One of my favorites to serve as a simple appetizer whether when hosting a dinner party, a BBQ, a brunch, or even to take on a picnic! Who doesn’t love tomatoes with olive oil basil, and garlic served over toasted bread?!?! It’s simple, fresh, and ready in 10 minutes!
There are many ways bruschetta can be served and countless recipes online. At the end of the day you can’t go wrong. It’s a fool proof recipe anyway you slice it. Too much olive oil? Great! Soak it up with more bread!
I’ll share what I have learned over many years to making a great bruschetta!
Tomatoes: I prefer to use Roma tomatoes because they are firmer and hold up better in the olive oil. However, you can use any tomato just squeeze some of the juice and seeds out to prevent mushy texture. I also like to use tri-color cherry tomatoes for a sweeter taste and it really brightens up the dish!
Basil: There are more than one kind of basil. Purple, green, or even lemon! Green is more mild and traditionally used; purple is more pungent with a stronger taste; and lemon is exactly what you think—adds more of a lemon/citrus flavor. I like all three, however I think green is what is typically found at the mainstream grocery stores.
Olive Oil: Good quality matters here. Period.
Garlic: You can either add in raw garlic to the tomato mixture or rub it on the bread immediately after toasting, grilling, or broiling it. Or do both! Really up to your taste. I love garlic so I do both.
Balsamic Vinegar: My secret ingredient. I find it provides a deeper flavor with a little tang. I prefer to mix it in with all other ingredients however you can also drizzle over the top.
Salt: Salt in cooking is really up to the cook’s discretion. I do recommend using Madon Sea Salt crystals. They are these large flaky crystals that are magical. Add a little at a time then taste.
Bread: Can use Italian rustic bread or any kind of baguette
Optional: Add in fresh mozzarella balls, serve with shaved parmesan, melt the cheese with the bread.
Should bruschetta be served cold?
Room temperature is best in my opinion. No rules to this.
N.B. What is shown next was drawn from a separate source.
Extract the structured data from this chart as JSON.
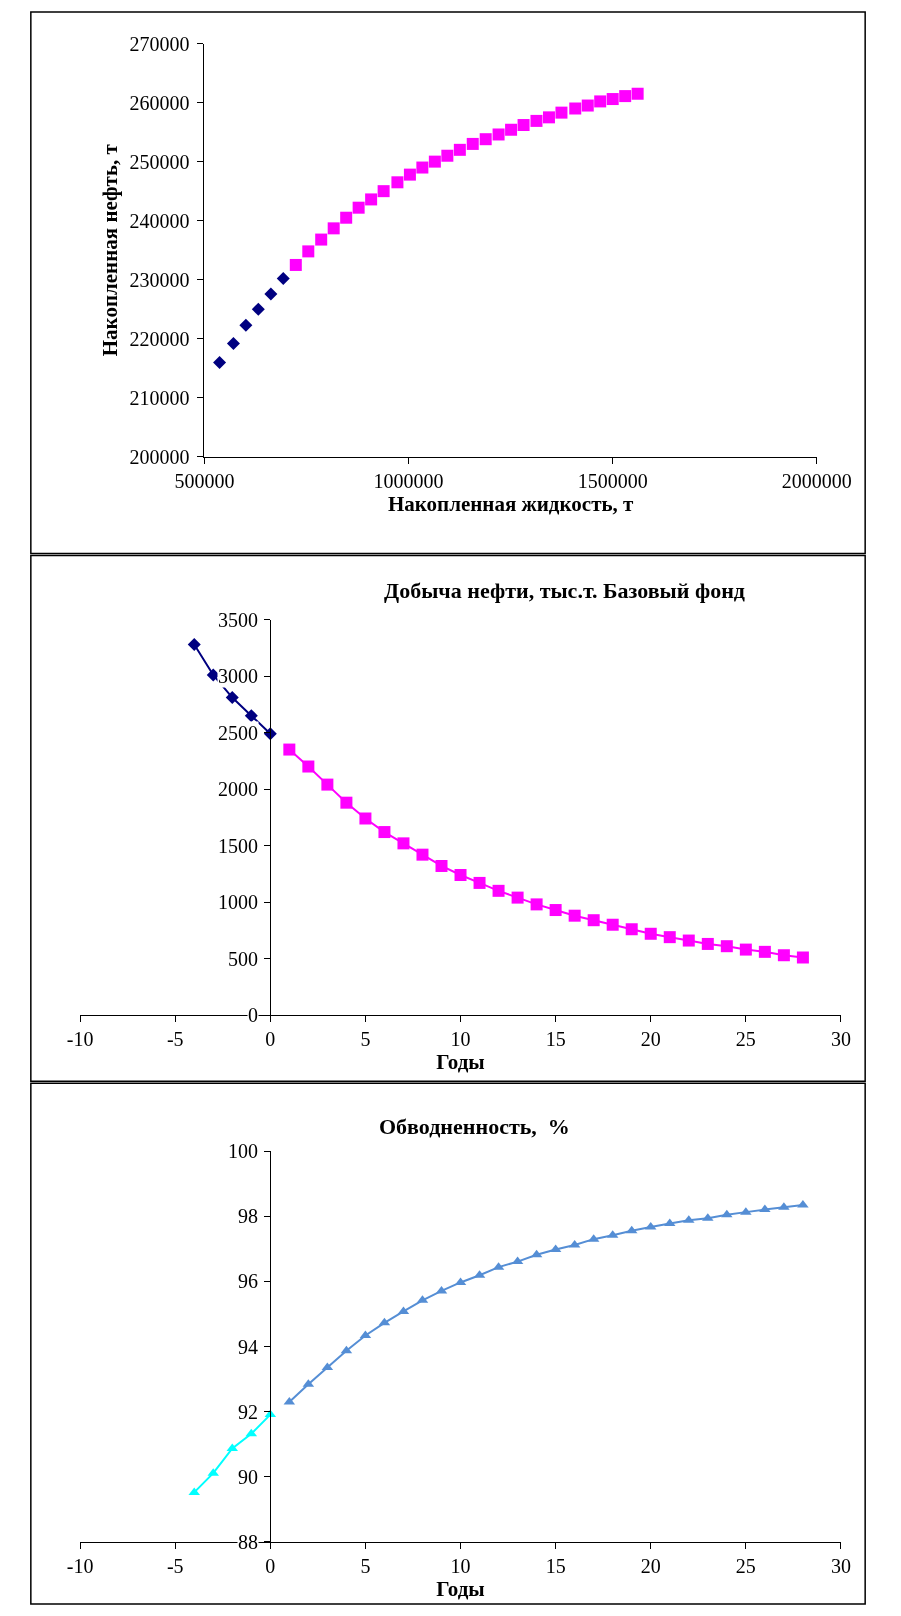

It’s good either way!
Can you make bruschetta ahead of time?
Bruschetta is best to let it marinate for thirty minutes up to two hours at room temperature. Any longer then refrigerate in a tightly sealed container up to 24 hours in advance and bring to room temperature before serving. In this case, wait to add the basil till ready to serve so it remains fresh and holds it’s color.
Savory’s Tips Recommendations
- Leftovers are great to use in eggs, pastas, or even baked with fish/chicken
- Make as a sauce for angel hair pasta and toss in shrimp with fresh parmesan
- Reduce the balsamic dressing for a sweeter taste or use the store-bought kind for drizzling
Savory’s Pairing Recommendations
Pair with chianti, dry rose, or my bomb ass sangria that is perfect for hosting!
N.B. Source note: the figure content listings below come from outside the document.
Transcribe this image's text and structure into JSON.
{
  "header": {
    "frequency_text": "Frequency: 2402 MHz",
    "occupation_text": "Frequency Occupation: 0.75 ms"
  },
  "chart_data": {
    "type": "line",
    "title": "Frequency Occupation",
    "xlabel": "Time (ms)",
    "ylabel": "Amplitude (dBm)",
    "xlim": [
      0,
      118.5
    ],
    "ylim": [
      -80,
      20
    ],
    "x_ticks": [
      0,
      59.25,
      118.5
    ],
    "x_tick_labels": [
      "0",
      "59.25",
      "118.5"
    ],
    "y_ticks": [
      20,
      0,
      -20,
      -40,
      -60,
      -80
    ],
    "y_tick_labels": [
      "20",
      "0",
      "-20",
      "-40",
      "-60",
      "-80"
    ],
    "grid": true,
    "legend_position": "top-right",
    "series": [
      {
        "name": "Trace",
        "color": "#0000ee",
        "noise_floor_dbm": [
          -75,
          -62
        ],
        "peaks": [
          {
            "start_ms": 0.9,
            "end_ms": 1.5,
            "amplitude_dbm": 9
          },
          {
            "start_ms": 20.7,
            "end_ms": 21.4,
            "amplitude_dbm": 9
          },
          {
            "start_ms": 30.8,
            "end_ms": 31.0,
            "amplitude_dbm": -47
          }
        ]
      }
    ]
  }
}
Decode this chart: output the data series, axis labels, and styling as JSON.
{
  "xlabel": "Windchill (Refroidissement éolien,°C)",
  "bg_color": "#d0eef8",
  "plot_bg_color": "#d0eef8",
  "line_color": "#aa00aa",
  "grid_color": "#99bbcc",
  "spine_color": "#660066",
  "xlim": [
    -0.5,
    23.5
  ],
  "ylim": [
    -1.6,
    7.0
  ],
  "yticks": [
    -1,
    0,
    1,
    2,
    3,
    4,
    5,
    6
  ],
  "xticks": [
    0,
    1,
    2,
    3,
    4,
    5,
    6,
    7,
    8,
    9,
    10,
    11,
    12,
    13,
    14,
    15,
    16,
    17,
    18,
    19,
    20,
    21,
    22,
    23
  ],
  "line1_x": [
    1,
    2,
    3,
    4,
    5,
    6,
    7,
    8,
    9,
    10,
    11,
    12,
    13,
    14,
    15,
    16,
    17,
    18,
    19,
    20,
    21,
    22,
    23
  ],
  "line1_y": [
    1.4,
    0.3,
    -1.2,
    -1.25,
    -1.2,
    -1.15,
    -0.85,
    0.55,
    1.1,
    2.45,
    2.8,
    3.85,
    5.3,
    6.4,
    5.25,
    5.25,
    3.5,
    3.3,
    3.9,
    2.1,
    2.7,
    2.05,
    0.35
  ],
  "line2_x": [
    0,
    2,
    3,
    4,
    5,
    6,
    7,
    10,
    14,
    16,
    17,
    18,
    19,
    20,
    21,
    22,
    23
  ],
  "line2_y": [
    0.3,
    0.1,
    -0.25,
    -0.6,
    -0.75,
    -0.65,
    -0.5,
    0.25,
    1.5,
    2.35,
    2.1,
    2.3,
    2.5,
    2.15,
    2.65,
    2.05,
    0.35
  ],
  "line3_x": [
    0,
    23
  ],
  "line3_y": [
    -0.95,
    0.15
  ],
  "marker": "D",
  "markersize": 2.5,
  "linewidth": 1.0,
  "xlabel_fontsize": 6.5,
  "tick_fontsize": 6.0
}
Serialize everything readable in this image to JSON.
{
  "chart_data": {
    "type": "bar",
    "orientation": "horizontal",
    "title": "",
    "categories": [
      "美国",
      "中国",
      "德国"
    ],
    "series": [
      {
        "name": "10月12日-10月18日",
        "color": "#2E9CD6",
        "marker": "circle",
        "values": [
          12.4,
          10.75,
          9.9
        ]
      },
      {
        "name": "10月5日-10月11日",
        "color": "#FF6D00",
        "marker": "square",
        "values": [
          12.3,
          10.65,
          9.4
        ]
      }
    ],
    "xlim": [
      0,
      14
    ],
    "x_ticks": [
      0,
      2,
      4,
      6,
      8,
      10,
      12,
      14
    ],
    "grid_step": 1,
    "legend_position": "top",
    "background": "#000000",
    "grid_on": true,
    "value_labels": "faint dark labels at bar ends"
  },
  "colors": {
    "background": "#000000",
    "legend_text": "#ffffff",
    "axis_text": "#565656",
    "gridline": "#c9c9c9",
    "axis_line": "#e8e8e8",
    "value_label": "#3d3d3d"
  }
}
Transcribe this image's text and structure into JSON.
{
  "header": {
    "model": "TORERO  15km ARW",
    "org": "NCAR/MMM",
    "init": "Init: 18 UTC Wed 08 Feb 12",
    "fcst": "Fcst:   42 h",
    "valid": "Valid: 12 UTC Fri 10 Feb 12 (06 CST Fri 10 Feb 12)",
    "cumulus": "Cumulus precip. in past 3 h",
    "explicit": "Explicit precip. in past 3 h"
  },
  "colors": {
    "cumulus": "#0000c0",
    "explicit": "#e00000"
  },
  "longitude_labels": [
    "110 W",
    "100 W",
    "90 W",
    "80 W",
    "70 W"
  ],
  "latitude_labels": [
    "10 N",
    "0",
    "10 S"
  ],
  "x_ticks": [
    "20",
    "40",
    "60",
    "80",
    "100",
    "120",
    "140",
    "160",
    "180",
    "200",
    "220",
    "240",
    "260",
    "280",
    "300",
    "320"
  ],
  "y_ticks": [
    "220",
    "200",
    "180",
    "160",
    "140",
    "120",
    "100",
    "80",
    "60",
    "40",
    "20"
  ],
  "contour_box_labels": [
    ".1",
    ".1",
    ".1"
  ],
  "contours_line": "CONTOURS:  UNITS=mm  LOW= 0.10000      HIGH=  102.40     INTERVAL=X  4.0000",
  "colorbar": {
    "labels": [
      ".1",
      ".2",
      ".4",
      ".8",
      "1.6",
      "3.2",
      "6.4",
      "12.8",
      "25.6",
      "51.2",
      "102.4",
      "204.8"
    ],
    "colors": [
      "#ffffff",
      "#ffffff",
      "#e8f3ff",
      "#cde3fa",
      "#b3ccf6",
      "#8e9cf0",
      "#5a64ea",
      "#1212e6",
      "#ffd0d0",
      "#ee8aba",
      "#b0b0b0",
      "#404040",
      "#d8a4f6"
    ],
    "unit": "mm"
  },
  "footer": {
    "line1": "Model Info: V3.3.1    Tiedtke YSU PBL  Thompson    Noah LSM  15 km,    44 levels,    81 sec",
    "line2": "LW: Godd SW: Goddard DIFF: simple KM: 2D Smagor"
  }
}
Great addition to a charcuterie board or as a tapas or make my bruschetta trio for a fun appetizer!
Pin this recipe for later! Talk to me and let me know how you like your bruschetta in the comments below! I love hearing from you!
Classic Style Bruschetta
- 1 Italian loaf or baguette, sliced 1/2 in. thick
- 4 tomatoes, chopped
- 4-6 basil leaves, chiffoned
- 1 clove garlic, finely chopped or cut in half depending on if you toss it in tomatoes or rub on bread
- 2-4 tbsp olive oil
- maldon salt to taste or kosher salt
- 1 tbsp balsamic vinegar, either for drizzling or mix in optional
- Preheat the grill or if using oven turn it on to broil.
- Mix chopped tomatoes, basil, 2 tbsp. of the olive oil, and garlic (if adding it here). Best to let it marinate for 1-2 hr.'s for the flavors to meld together.
- Slice the bread and toast in toaster, grill, or broil until golden brown. Rub with the garlic cut side up (if adding it here) on cut side up. Serve tomato mixture on top sprinkled with additional salt if needed, olive oil, and balsamic if using.
- Marinate the tomato mixture for 1-2 hrs. for the flavors to meld if you have the time. Can be prepared 1 day ahead.
- Salt is up to your discretion. Add to taste.
- Add balsamic directly into the tomato mixture, however, I like the drizzle for presentation. Or do both.
- For the garlic, if you rub it directly on the bread it’s not as sharp as it would be mixed in raw into the tomato mixture.